In “Franklin D Roosevelt’s Visit to Sidney During the Drouth of 1936” (Nebraska History, Spring 1984), Bethene Wookey Larson explains that following the death of Secretary of War George H. Dern, Roosevelt’s route was detoured so he could attend the funeral, causing an unplanned stop in Sidney, Nebraska. The president toured local farms and discussed the situation with farmers and their families. He spoke at length with a farmer named O.D. Burris, who was having difficulty making payments on a loan. The Lincoln Star reported a piece of their conversation:
“ ‘You ought to plant some trees,’ observed the President, gazing about at the dusty panorama, and his own dust-covered clothes.
“ ‘Yes, sir, I know it, they sure would help,’ replied Burris.
“ ‘What are you going to do with that?’ asked the president, waving at the shriveled [corn] stalks.
“ ‘Feed it,’ was the reply. The farmer said he had eight head of cattle and five head of horses which he hoped to take through the winter.”
The Presidents spoke encouragingly to Sidney citizens, and promised to help all he could.
Grand Island Daily Independent, September 2, 1936. The article on the left describes a conference in Des Moines, Iowa, where Franklin Roosevelt and Republican presidential nominee Alf Landon would meet to discuss the drought.

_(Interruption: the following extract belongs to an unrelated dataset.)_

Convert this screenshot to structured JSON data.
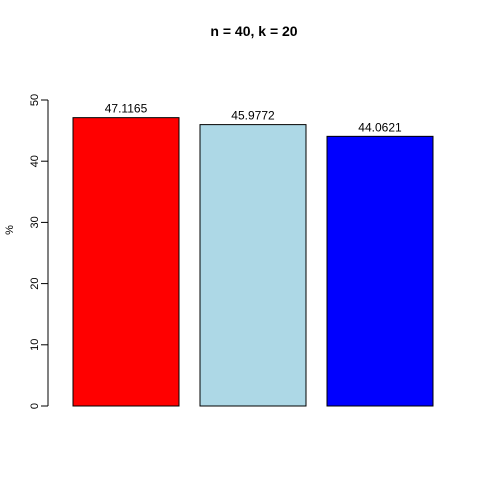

While on his drought tour Roosevelt visited the in-progress Mount Rushmore, inspiring him to speak to Americans about their hard work and the investment they were making for future generations.
“…I think we can, perhaps, meditate a little on those Americans ten thousand years from now…Let us hope that at least they will give us the benefit of the doubt — that they will believe we have honestly striven every day through each generation to preserve for our descendants a decent land to live in and a decent form of government.”